A tendência minimalista olha a questão a partir da eternidade e nega a possibilidade da liberdade humana, de consciência livre e escolha. A tendência maximalista olha a questão a partir da finitude e não vê limitação à possibilidade do humano responder de forma livre à eternidade.

Mas há uma dialética nessa relação, é a leitura da vida. Esta entende que o humano pode apoiar sua resposta à proposta de vida em sua liberdade de ação e consciência, assim como no uso da razão. Mas tal processo deve ter como ponto de partida a eternidade absoluta. Nesse sentido, vida é escolha feita pela eternidade absoluta, a partir da misericórdia. É ação de escolha, chamado e comissionamento. Ainda que baseada na eternidade absoluta, a vida está em perfeita consonância com a liberdade de comunidades e pessoas. Viver de forma plena implica em consciência do ato e ação de viver. 

Existe uma tensão entre eterno e finito. E o que resolve essa tensão é a própria ação de viver. Para os leitores da vida, a vida é síntese que equilibra a tensão. Dessa maneira, a eternidade absoluta em sua misericórdia cria e mantém a vida, em e através do Messias, de comunidades e pessoas sob escolhas, chamados e comissionamentos desde o eterno, à luz da presciência, e de acordo com a liberdade de cada comunidade e de cada pessoa. 



Entre o céu e a terra está a vida. Por isso, a vida é para todos e acontece em e através do masiah por ação graciosa da eternidade absoluta. A eternidade é presciente e de acordo com a liberdade da finitude relativa entregue ao humano, colocou sob escolhas, chamados e comissionamentos a vida e os viventes.

A vida implica em geração e regeneração, relação dialética que é ato inicial em que a eternidade faz crescer o humano. É obra da eternidade. Mas geração e regeneração implicam em sentido pleno da vida e fé. Sentido pleno da vida é mudança na raiz da vida humana. E fé é a confiança e aceitação da vida como comissionamento. Nessa experiência de vida radical o humano pisa na terra, mas se eleva em direção ao céu. E o céu se derrama em direção à terra através do humano.

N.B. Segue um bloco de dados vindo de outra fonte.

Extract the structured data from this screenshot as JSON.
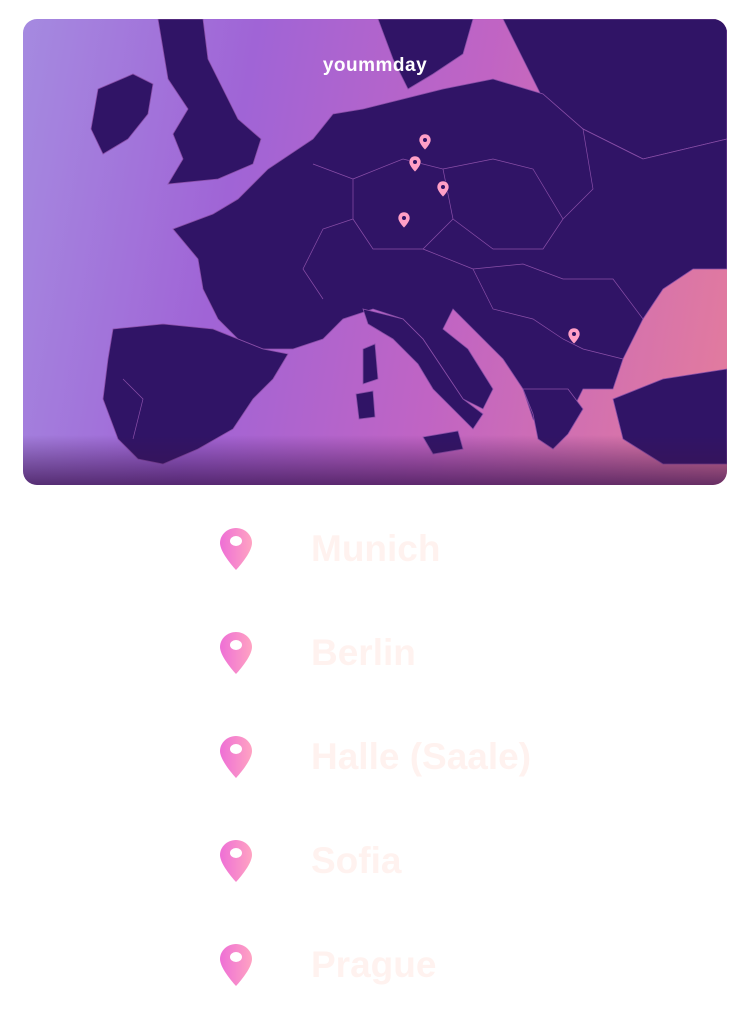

Assim, a partir da consistência ontológica do humano, somos levados à necessidade de uma análise da vida como leitura radical. Quando descartamos a reflexão sobre o ser humano a quem a eternidade fala, temos um discurso meramente ideológico, distanciado do homem e da mulher verdadeiros e da realidade em que vivem e transformam. Temos, então, um ser humano-mito, onde naturalidade e historicidade transformam-se em alegoria.

O pressuposto fundamental dessa reflexão teológica da vida traduz a verdade de que a compreensão da eternidade leva à compreensão do humano e de sua existência. Não se trata de conhecer o humano para conhecer a eternidade, porque o finito relativo não é eterno absoluto. Nesse sentido, a leitura da vida parte da eternidade absoluta. 

Se as experiências com o Eterno único e as experiências com o masiah cristão são conversas entre eterno absoluto e finito relativo, é a partir desse diálogo que temos os elementos fundamentais para conhecer a vida, embora ela própria no diálogo adquira características específicas. É nesse contexto que se dá a liberdade de consciência necessária para aceitar ou não esse diálogo de vida e para a vida.


Por isso, comissionamento é a propagação da vida e de seu sentido ao mundo, visando a geração e regeneração própria da vida. É escolha e chamado. A responsabilidade da propagação da vida se estende até os confins da terra. Comunidades e pessoas devem promovê-la. E assim nos posicionamos radicalmente entre o céu e a terra.